Rivas v New York City Tr. Auth.
Published by New York State Law Reporting Bureau pursuant to Judiciary Law § 431.
This opinion is uncorrected and subject to revision before publication in the Official Reports.
Decided on February 5, 2013
Friedman, J.P., DeGrasse, Richter, Abdus-Salaam, Feinman, JJ.
Judgment, Supreme Court, Bronx County (Kenneth L. Thompson, J.), entered June 21, 2011, after a jury trial, to the extent appealed from, apportioning fault 70% to defendants and 30% to plaintiff, unanimously reversed, on the law, without costs, and the matter remanded for a new trial on the issue of apportionment of fault.
The jury poll revealed that four out of the six jurors claimed that they did not vote for the apportionment percentages stated in the verdict sheet (see Duffy v Vogel, 12 NY3d 169, 174 , citing Warner v New York Cent. R.R. Co., 52 NY 437, 442 ). Thereafter, the trial court discharged the jury prior to resolving the contradiction between the verdict sheet read into the record and the results of the jury poll (see National Equip.
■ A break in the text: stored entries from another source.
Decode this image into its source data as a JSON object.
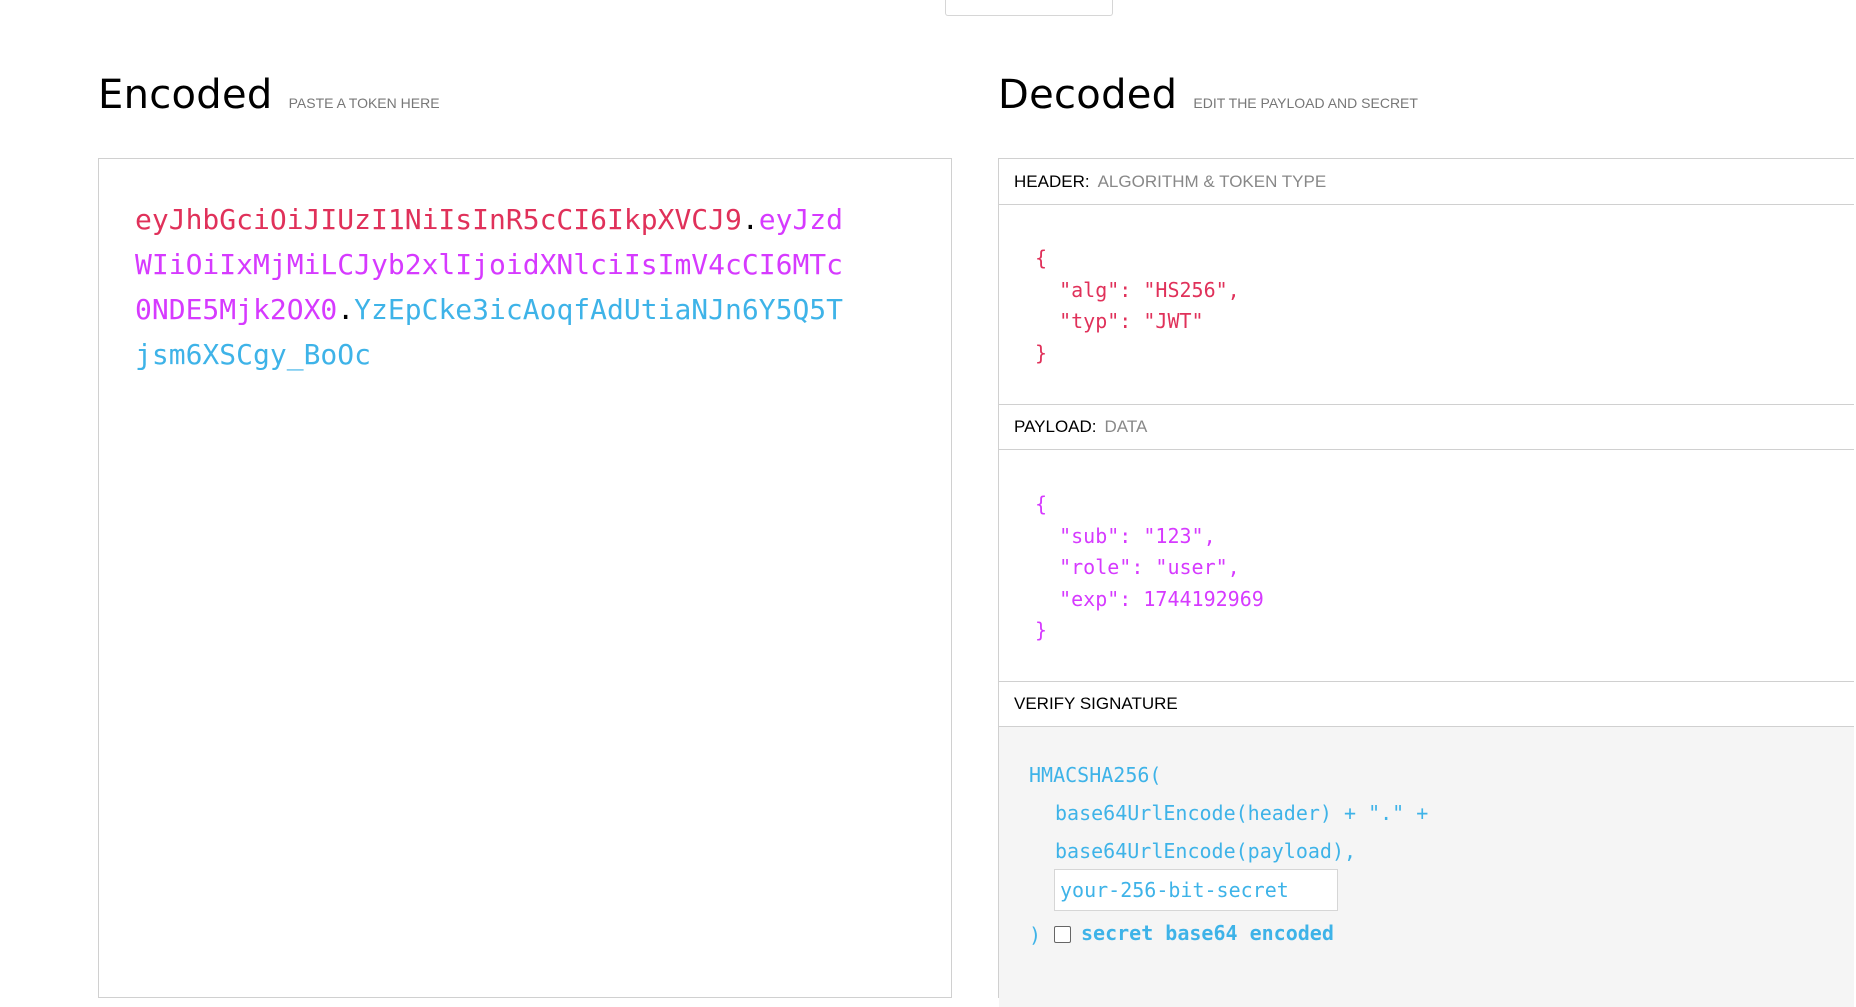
{
  "encoded": {
    "title": "Encoded",
    "subtitle": "PASTE A TOKEN HERE",
    "token": {
      "header": "eyJhbGciOiJIUzI1NiIsInR5cCI6IkpXVCJ9",
      "dot1": ".",
      "payload": "eyJzdWIiOiIxMjMiLCJyb2xlIjoidXNlciIsImV4cCI6MTc0NDE5Mjk2OX0",
      "dot2": ".",
      "signature": "YzEpCke3icAoqfAdUtiaNJn6Y5Q5Tjsm6XSCgy_BoOc"
    }
  },
  "decoded": {
    "title": "Decoded",
    "subtitle": "EDIT THE PAYLOAD AND SECRET",
    "header_section": {
      "label": "HEADER:",
      "desc": "ALGORITHM & TOKEN TYPE",
      "json": "{\n  \"alg\": \"HS256\",\n  \"typ\": \"JWT\"\n}"
    },
    "payload_section": {
      "label": "PAYLOAD:",
      "desc": "DATA",
      "json": "{\n  \"sub\": \"123\",\n  \"role\": \"user\",\n  \"exp\": 1744192969\n}"
    },
    "verify_section": {
      "label": "VERIFY SIGNATURE",
      "fn": "HMACSHA256(",
      "line1": "base64UrlEncode(header) + \".\" +",
      "line2": "base64UrlEncode(payload),",
      "secret_placeholder": "your-256-bit-secret",
      "close": ")",
      "checkbox_label": "secret base64 encoded"
    }
  },
  "colors": {
    "header": "#e0315a",
    "payload": "#d63aff",
    "signature": "#3eb3e8"
  }
}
Corp. v Ruiz, 19 AD3d 5, 12-13 [1st Dept 2005]). Accordingly, a new trial is required on the issue of apportionment of fault.
The trial court did not err in permitting the jury to hear evidence suggesting that the bus driver may have violated Transit Authority rules by not sounding his horn to alert plaintiff, a bicyclist, of the presence of the bus. This evidence is admissible since the subject rules do not impose a standard of care transcending that imposed by common law or the applicable provisions of the Vehicle and Traffic Law (see Lopez v New York City Tr. Auth., 60 AD3d 529, 531 [1st Dept 2009], lv denied 13 NY3d 717 ; see also Vehicle and Traffic Law § 1146[a]).
THIS CONSTITUTES THE DECISION AND ORDER OF THE SUPREME COURT, APPELLATE DIVISION, FIRST DEPARTMENT.